Descriptions of the conditions commonly seen by specialists in anorectal disease are below.

Hemorrhoids (Piles)

Hemorrhoids exist in everyone, but are only sometimes symptomatic. This occurs when blood vessels located in the anorectal region become swollen or inflamed. Hemorrhoids may be internal (inside the anus) or external (outside the anus).

Symptoms of Hemorrhoids
Symptoms of external hemorrhoids may include painful swelling or a hard lump near the anus, which may be a blood clot.
Symptoms of internal hemorrhoids include bleeding (bright red blood on stool or toilet paper), and itching. An internal hemorrhoid may protrude through the anus, and cause pain and irritation. Some individuals with hemorrhoids have no symptoms. Hemorrhoid symptoms can resemble other conditions, including fissures, fistula, abscesses, or irritation and itching, called pruritis ani. Constipation and diarrhea may exacerbate hemorrhoids, or cause similar symptoms. Consulting your physician when you have any of these symptoms, such as blood in stool, is important to determine the exact cause of your symptoms.

Treatment for Hemorrhoids
Treatment for hemorrhoids will depend on your age, health, your medical history, the extent of your condition, and your tolerance for certain treatments and medicines. Symptom relief usually includes taking warm sitz (tub) baths several times a day for 10-15 minutes to shrink blood vessels and soothe itching and irritation; using witch hazel wipes to reduce irritation; and using cream or suppository to help shrink hemorrhoids. Cortisone creams are not recommended. Ice packs can also help relieve inflammation.
Relieving or preventing constipation is important if you have hemorrhoids. This means drinking at least 6-8 glasses of water a day and increasing your dietary fiber – whole grains, vegetables, and fruits – and taking a stool softener or fiber supplement if necessary to eliminate straining and reduce pressure on hemorrhoids. Fiber is helpful for both constipation and diarrhea.

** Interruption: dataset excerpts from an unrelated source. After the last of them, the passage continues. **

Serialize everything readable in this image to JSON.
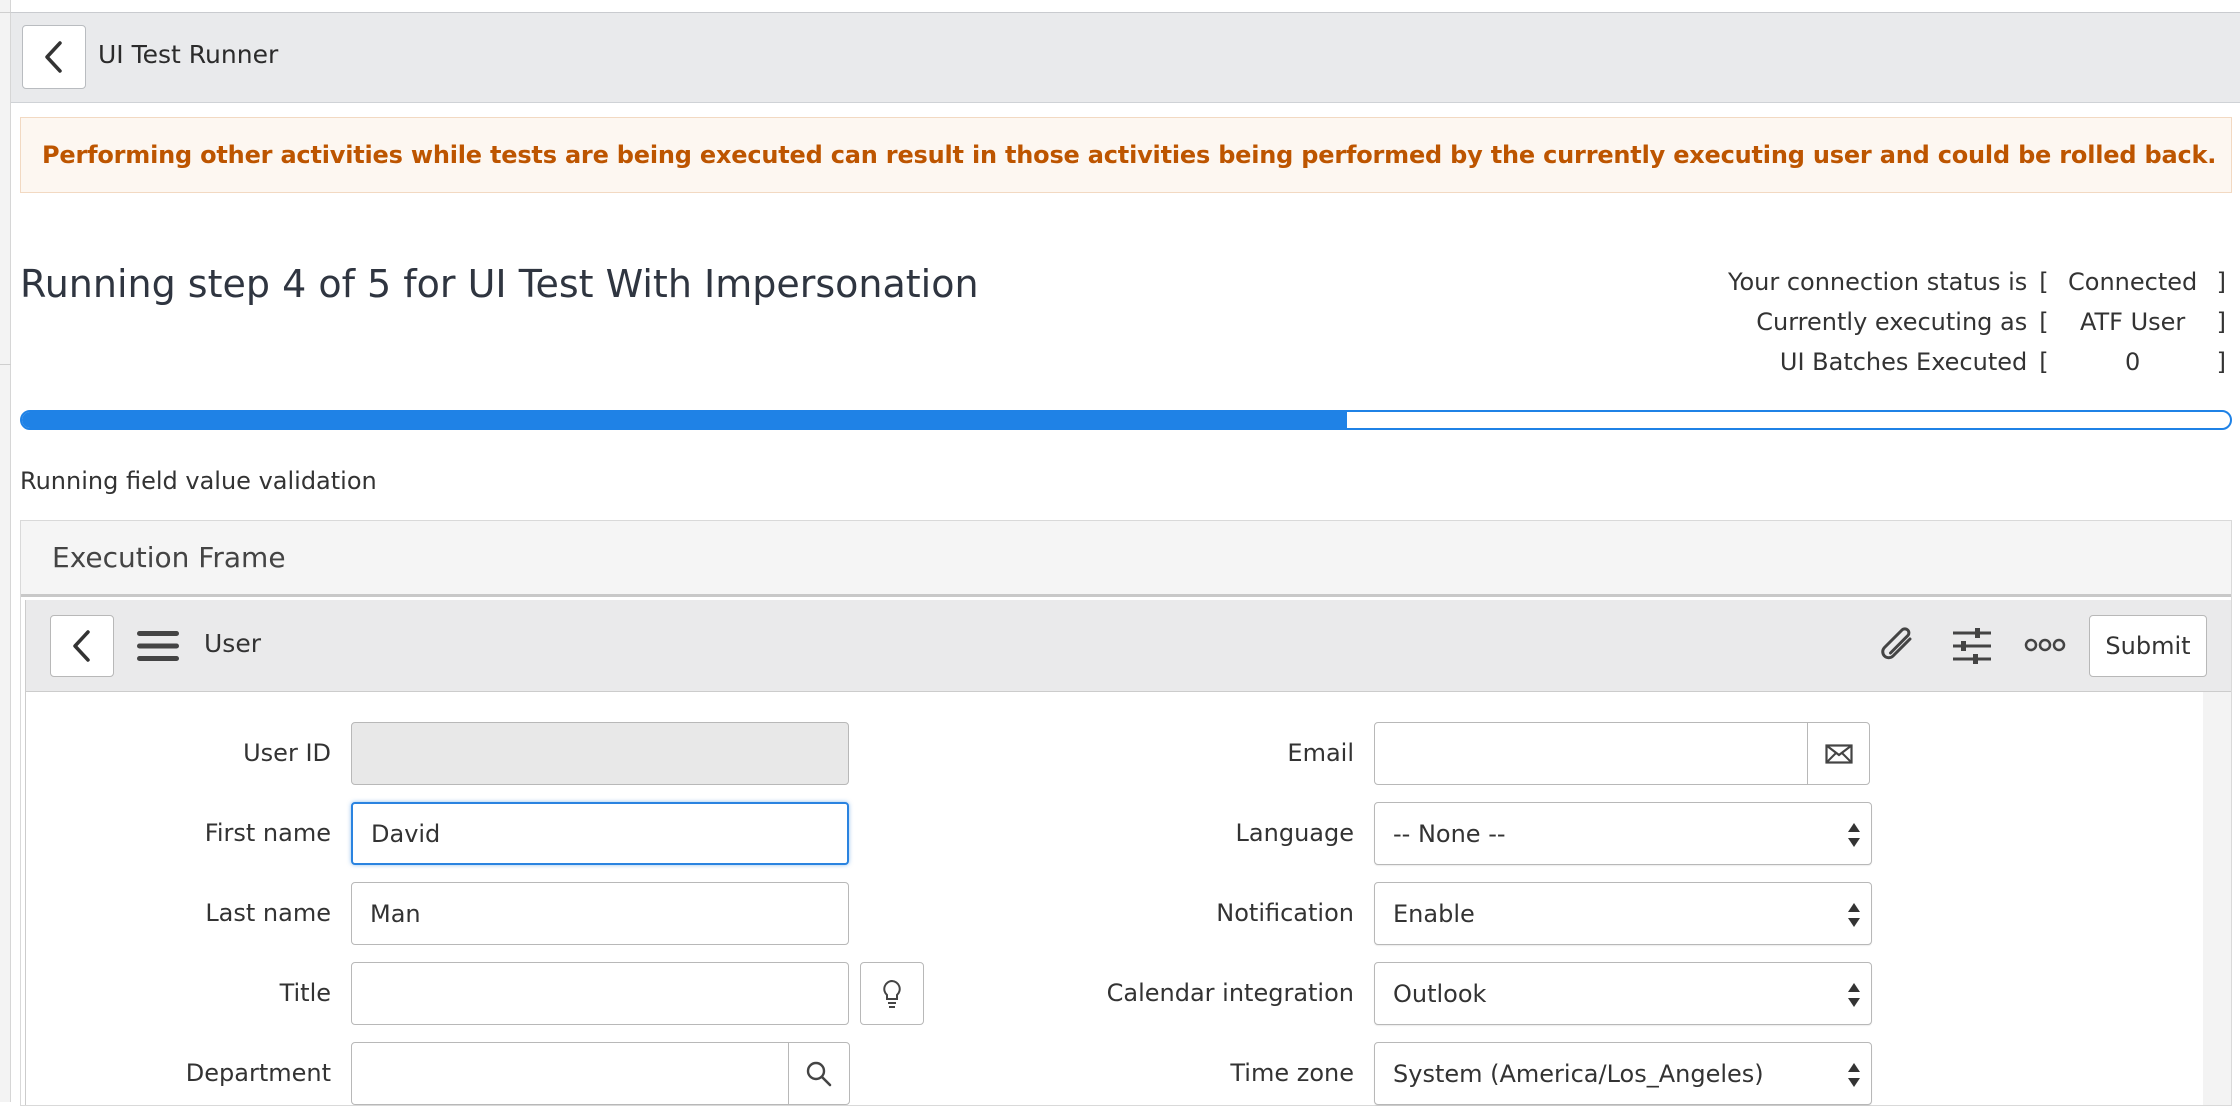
{
  "header": {
    "title": "UI Test Runner"
  },
  "warning": {
    "text": "Performing other activities while tests are being executed can result in those activities being performed by the currently executing user and could be rolled back."
  },
  "page": {
    "title": "Running step 4 of 5 for UI Test With Impersonation"
  },
  "status": {
    "connection_label": "Your connection status is",
    "connection_value": "Connected",
    "executing_label": "Currently executing as",
    "executing_value": "ATF User",
    "batches_label": "UI Batches Executed",
    "batches_value": "0",
    "bracket_open": "[",
    "bracket_close": "]"
  },
  "progress": {
    "fraction": 0.6,
    "color": "#1f82e6"
  },
  "step_text": "Running field value validation",
  "exec_frame": {
    "title": "Execution Frame"
  },
  "form": {
    "title": "User",
    "submit_label": "Submit",
    "fields_left": [
      {
        "label": "User ID",
        "value": ""
      },
      {
        "label": "First name",
        "value": "David"
      },
      {
        "label": "Last name",
        "value": "Man"
      },
      {
        "label": "Title",
        "value": ""
      },
      {
        "label": "Department",
        "value": ""
      }
    ],
    "fields_right": [
      {
        "label": "Email",
        "value": ""
      },
      {
        "label": "Language",
        "value": "-- None --"
      },
      {
        "label": "Notification",
        "value": "Enable"
      },
      {
        "label": "Calendar integration",
        "value": "Outlook"
      },
      {
        "label": "Time zone",
        "value": "System (America/Los_Angeles)"
      }
    ]
  },
  "colors": {
    "warning_text": "#bd5500",
    "accent": "#1f82e6",
    "header_bg": "#e9eaec"
  }
}
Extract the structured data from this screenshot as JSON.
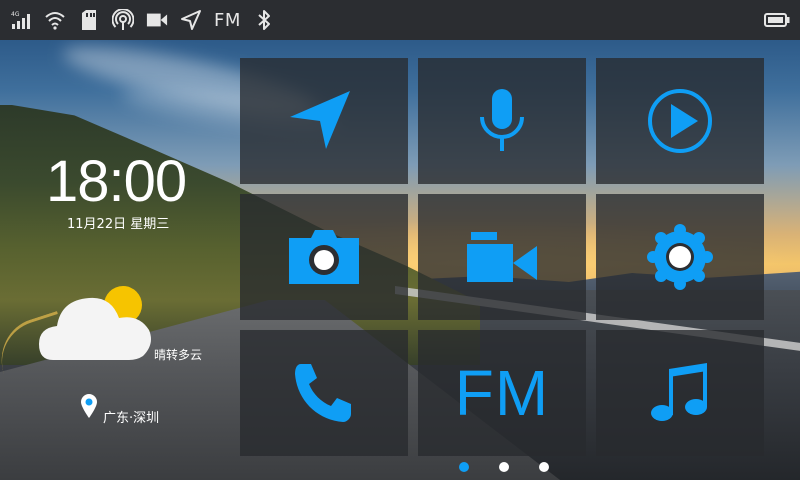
{
  "status_bar": {
    "signal_label": "4G",
    "fm_label": "FM",
    "icons": [
      "signal-4g-icon",
      "wifi-icon",
      "sd-card-icon",
      "hotspot-icon",
      "video-camera-icon",
      "navigation-icon",
      "fm-label",
      "bluetooth-icon",
      "battery-icon"
    ]
  },
  "clock": {
    "time": "18:00",
    "date": "11月22日  星期三"
  },
  "weather": {
    "description": "晴转多云",
    "icon": "partly-cloudy-icon"
  },
  "location": {
    "label": "广东·深圳"
  },
  "tiles": [
    {
      "name": "navigation",
      "icon": "navigation-arrow-icon"
    },
    {
      "name": "voice",
      "icon": "microphone-icon"
    },
    {
      "name": "video-player",
      "icon": "play-icon"
    },
    {
      "name": "camera",
      "icon": "camera-icon"
    },
    {
      "name": "recorder",
      "icon": "video-camera-icon"
    },
    {
      "name": "settings",
      "icon": "gear-icon"
    },
    {
      "name": "phone",
      "icon": "phone-icon"
    },
    {
      "name": "fm-radio",
      "label": "FM"
    },
    {
      "name": "music",
      "icon": "music-note-icon"
    }
  ],
  "pager": {
    "page_count": 3,
    "current_page": 1
  },
  "colors": {
    "accent": "#0f9ef5",
    "statusbar_bg": "#2b2d31",
    "tile_bg": "#2a2c30",
    "weather_sun": "#f6c400"
  }
}
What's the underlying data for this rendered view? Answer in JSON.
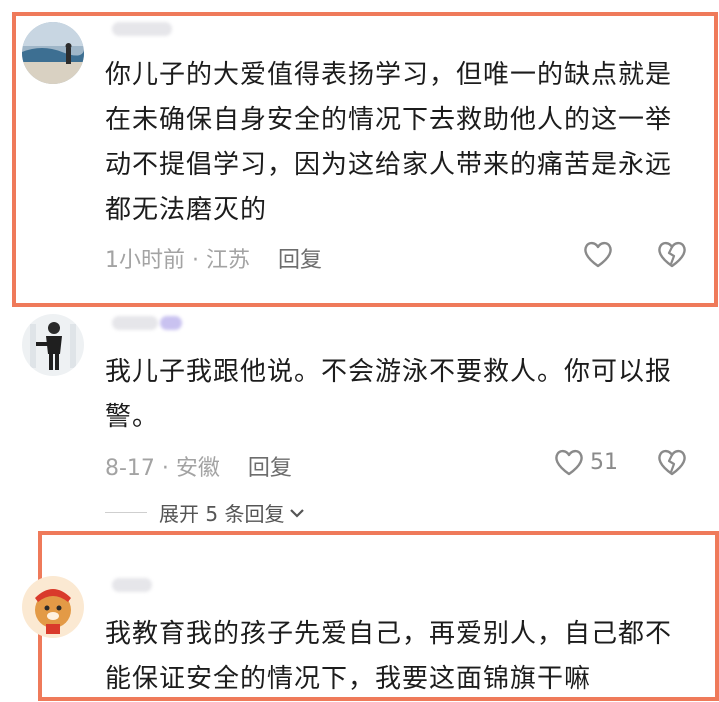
{
  "comments": [
    {
      "text_lines": [
        "你儿子的大爱值得表扬学习，但唯一的缺点就是",
        "在未确保自身安全的情况下去救助他人的这一举",
        "动不提倡学习，因为这给家人带来的痛苦是永远",
        "都无法磨灭的"
      ],
      "meta": "1小时前 · 江苏",
      "reply_label": "回复",
      "likes": ""
    },
    {
      "text_lines": [
        "我儿子我跟他说。不会游泳不要救人。你可以报",
        "警。"
      ],
      "meta": "8-17 · 安徽",
      "reply_label": "回复",
      "likes": "51",
      "expand_label": "展开 5 条回复"
    },
    {
      "text_lines": [
        "我教育我的孩子先爱自己，再爱别人，自己都不",
        "能保证安全的情况下，我要这面锦旗干嘛"
      ]
    }
  ],
  "icons": [
    "heart-icon",
    "dislike-heart-icon",
    "chevron-down-icon"
  ],
  "colors": {
    "highlight": "#ef7a5a",
    "meta": "#a3a3a3",
    "text": "#1c1c1c"
  }
}
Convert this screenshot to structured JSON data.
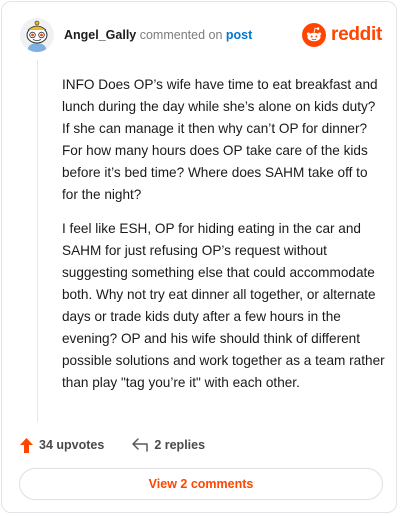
{
  "header": {
    "username": "Angel_Gally",
    "action_text": "commented on",
    "target_text": "post",
    "brand_name": "reddit"
  },
  "comment": {
    "paragraphs": [
      "INFO Does OP’s wife have time to eat breakfast and lunch during the day while she’s alone on kids duty? If she can manage it then why can’t OP for dinner? For how many hours does OP take care of the kids before it’s bed time? Where does SAHM take off to for the night?",
      "I feel like ESH, OP for hiding eating in the car and SAHM for just refusing OP’s request without suggesting something else that could accommodate both. Why not try eat dinner all together, or alternate days or trade kids duty after a few hours in the evening? OP and his wife should think of different possible solutions and work together as a team rather than play \"tag you’re it\" with each other."
    ]
  },
  "footer": {
    "upvotes": "34 upvotes",
    "replies": "2 replies",
    "view_button": "View 2 comments"
  },
  "colors": {
    "brand_orange": "#ff4500",
    "link_blue": "#0079d3"
  },
  "icons": {
    "avatar": "snoo-avatar",
    "brand": "reddit-logo-icon",
    "upvote": "upvote-arrow-icon",
    "reply": "reply-arrow-icon"
  }
}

Infrequently, large or symptomatic hemorrhoids may need to be surgically removed. Our experts treat hemorrhoids using a number of techniques, including:

Opening of acutely swollen external hemorrhoids. This is only helpful if performed in the first couple of days after the onset of symptoms.
Rubber band ligation – placing a rubber band around the bottom of the hemorrhoid inside the rectum, which cuts off blood flow to the hemorrhoid, causing it to slowly shrink and degenerate within a few days.
Sclerotherapy – injecting a chemical solution around the blood vessel to shrink the hemorrhoid.
Electrical, laser or infrared photo coagulation – using different sources of heat to destroy the hemorrhoid.
Hemorrhoidectomy – removing hemorrhoids surgically.
A new technique of stapling hemorrhoids may be appropriate with multiple internal hemorrhoids.


What is stapled hemorrhoidectomy?


Stapled hemorrhoidectomy is the newest surgical technique for treating hemorrhoids, and it has rapidly become the treatment of choice for third-degree hemorrhoids. Stapled hemorrhoidectomy is a misnomer since the surgery does not remove the hemorrhoids but, rather, the abnormally lax and expanded hemorrhoidal supporting tissue that has allowed the hemorrhoids to prolapse downward.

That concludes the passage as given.